Again and again, The Fixers project shows the importance of the involvement of the community, both in the films themselves and at city-wide events that have been taking place for the past month. During the associated panels and community discussions, stories have emerged about how some neighborhoods have developed solutions to the particular issues they face, inspiring conversation about how such ideas might be applied in other areas. For instance, in one neighborhood, it came to light that students weren’t making it to school on time because it was too dangerous for them to walk alone, causing them to stay home. The community came up with a solution: a “walking school bus.” As Sopko explained, a parent volunteers one or two days a week, and they walk around the neighborhood picking up students at their houses, so that the group of kids can be escorted to school together.

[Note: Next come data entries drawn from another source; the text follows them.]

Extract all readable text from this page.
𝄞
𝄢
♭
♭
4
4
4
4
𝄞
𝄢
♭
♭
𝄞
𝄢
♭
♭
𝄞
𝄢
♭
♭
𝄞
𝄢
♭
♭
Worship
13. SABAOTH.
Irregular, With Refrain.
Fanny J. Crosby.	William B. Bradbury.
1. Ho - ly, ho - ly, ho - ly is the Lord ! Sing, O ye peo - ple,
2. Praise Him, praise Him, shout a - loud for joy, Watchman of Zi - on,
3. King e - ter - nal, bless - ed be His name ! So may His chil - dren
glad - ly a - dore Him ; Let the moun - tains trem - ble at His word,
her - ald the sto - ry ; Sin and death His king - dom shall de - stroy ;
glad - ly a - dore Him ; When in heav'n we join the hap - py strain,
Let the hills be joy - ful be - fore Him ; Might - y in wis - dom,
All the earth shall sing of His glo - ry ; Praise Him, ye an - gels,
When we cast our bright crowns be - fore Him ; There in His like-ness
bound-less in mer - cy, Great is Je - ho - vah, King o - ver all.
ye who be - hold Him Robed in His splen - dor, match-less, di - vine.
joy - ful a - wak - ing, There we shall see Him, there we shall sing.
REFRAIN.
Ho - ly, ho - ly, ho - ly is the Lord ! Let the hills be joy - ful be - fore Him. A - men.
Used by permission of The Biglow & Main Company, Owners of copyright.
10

Stories like these have been as central to the project as the films themselves; Sopko says the relationships that have been built through this ongoing dialogue are the real goal of the work. Similarly to Vasudevan’s project, the hope is to broadcast these local voices on a national stage. The real coup in that sense is that Sopko has arranged for a loop of the films to be played in a storefront in the restricted access zone of the RNC — a prime location for an audience of national newscasters and political delegates. But the films are also all available online for free, ensuring that anyone with an internet connection can watch and learn from them.
A city like Cleveland relishes the opportunity to be in the national spotlight, to show off its recent successes and transmit the “upswing” narrative. In that context, projects like Vasudevan’s and Sopko’s are vital, giving us access to the underrepresented voices that would otherwise be lost. As Sopko told me, “A great narrative thread towards making policy is that being radically inclusive of people on the ground is crucial, and not something that is tended to often enough.” It’s the people on the ground who really matter on that night in November, the voters who are going to swing this state.
Kate Sopko: The Fixers continues at SPACES (2220 Superior Viaduct, Cleveland) through July 21. The films will also screen at the Cleveland Public Library Main Branch (325 Superior Avenue) on July 23, 2–4pm; are on view in the exhibition Of the people at Smack Mellon (92 Plymouth Street, Dumbo, Brooklyn) through July 31; and are viewable online.
Roopa Vasudevan: #Bellwether continues at SPACES through July 29.
Correction: A previous version of his article stated that Roopa Vasudevan lives in Beijing, rather than Shanghai. It also stated that she began collecting data in April, not August. We regret the errors, and both have been fixed.